La Ministre de l’Environnement, Développement Durable et Nouvelle Économie du Climat, Marie Nyange Ndambo, ambitionne de doter le Partenariat pour les Forêts du Bassin du Congo (PFBC) d’un nouveau siège à Kinshasa. Elle a exprimé ce vœu lors de la cérémonie officielle de passation entre la co-facilitation sortante des Républiques française et gabonaise et la nouvelle facilitation, qui s’est tenue en visioconférence le 28 avril 2026. Au nom du Gouvernement de la RDC, la ministre a exprimé sa profonde gratitude à la co-facilitation sortante assurée par la République française et la République gabonaise.
“Leur engagement au plus haut niveau, leur leadership et les résultats obtenus tout au long de leur mandat ont contribué à renforcer significativement la visibilité, la crédibilité et l’efficacité de notre partenariat.”
À l’horizon 2027, année du 25ᵉ anniversaire du Partenariat pour les Forêts du Bassin du Congo (PFBC), la RDC propose d’inscrire cette célébration dans une perspective historique et structurante. Pour marquer ce jubilé d’argent d’une empreinte indélébile, la Ministre envisage la pose de la première pierre du futur siège du PFBC à Kinshasa, symbole fort de l’ancrage du partenariat au cœur même du Bassin du Congo.
“Ce projet incarne notre volonté de faire de Kinshasa un centre stratégique de la gouvernance environnementale régionale et internationale,” affirme la ministre de l’Environnement.

Marie Nyange Ndambo aspire à doter le PFBC d’une stabilité institutionnelle et organisationnelle renforcée. Cela passe notamment par : la création d’une organisation dédiée au PFBC, le renforcement de la coordination technique et financière internationale, et la mise en place d’un Conseil des Ambassadeurs de bonne volonté pour assurer la continuité stratégique. Cette évolution permettra de consolider la mémoire institutionnelle, d’assurer la cohérence des actions et d’accroître l’impact du partenariat à long terme.
“Le PFBC est, par essence, un partenariat volontaire. Mais aujourd’hui plus que jamais, il doit être un partenariat d’impact,” a-t-elle déclaré.
La réponse aux défis climatiques et environnementaux ne peut qu’être collective. Elle exige un engagement renouvelé de tous : États, institutions, secteur privé, société civile et partenaires techniques et financiers. La RDC, en assumant cette responsabilité, lance un appel à une mobilisation accrue, coordonnée et ambitieuse.

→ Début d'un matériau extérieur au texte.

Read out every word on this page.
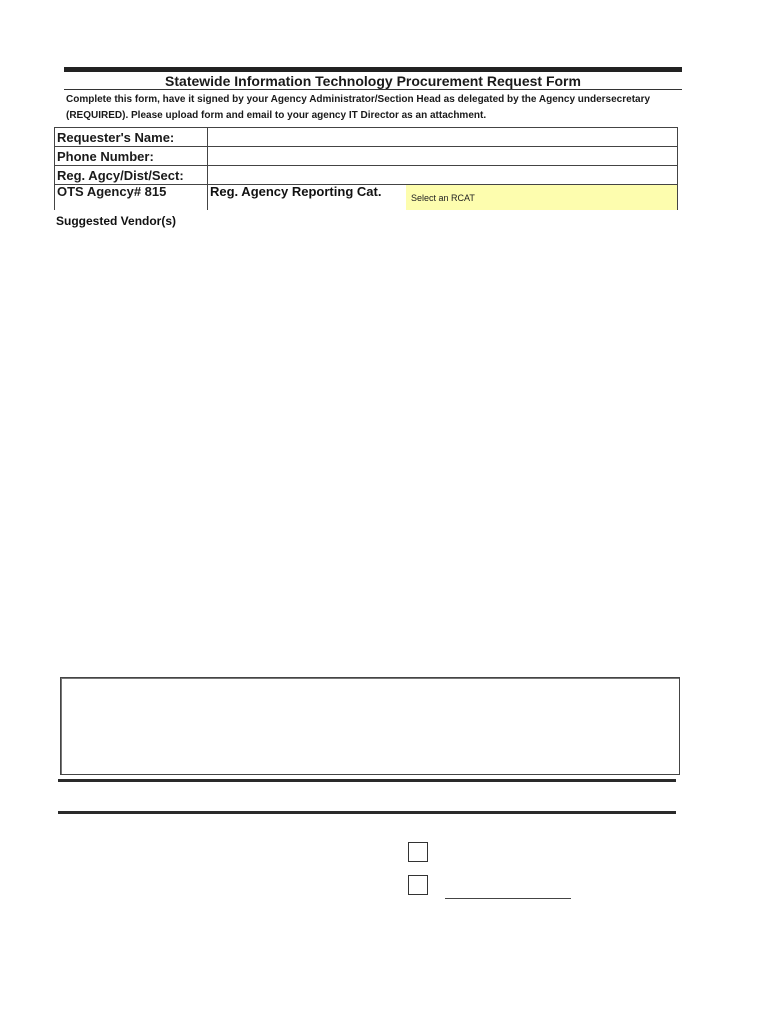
Statewide Information Technology Procurement Request Form
Complete this form, have it signed by your Agency Administrator/Section Head as delegated by the Agency undersecretary (REQUIRED). Please upload form and email to your agency IT Director as an attachment.
Requester's Name:
Phone Number:
Reg. Agcy/Dist/Sect:
OTS Agency# 815	Reg. Agency Reporting Cat.	Select an RCAT
Suggested Vendor(s)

“En acceptant la co-facilitation du PFBC,” a souligné la ministre de l’Environnement, “la République Démocratique du Congo ne revendique pas un statut, elle assume une mission : une mission pour l’Afrique centrale. Une mission pour les générations futures. Une mission pour la planète.”

La ministre a invité tous à “se mobiliser ensemble pour ériger le Bassin du Congo en pilier incontournable des solutions mondiales face aux défis climatiques.” La désignation de la RDC pour assurer cette responsabilité stratégique a été confirmée lors de la 30ᵉ Conférence des Parties sur les changements climatiques, tenue à Belém, au Brésil, en novembre 2025. Pour le mandat 2026–2028, la RDC a désigné M. Emmanuel-Tsadok NGWAMASHI MIHAHA comme co-facilitateur entrant du PFBC, chargé de porter la vision congolaise et de renforcer le dialogue et la coopération aux niveaux régional et international.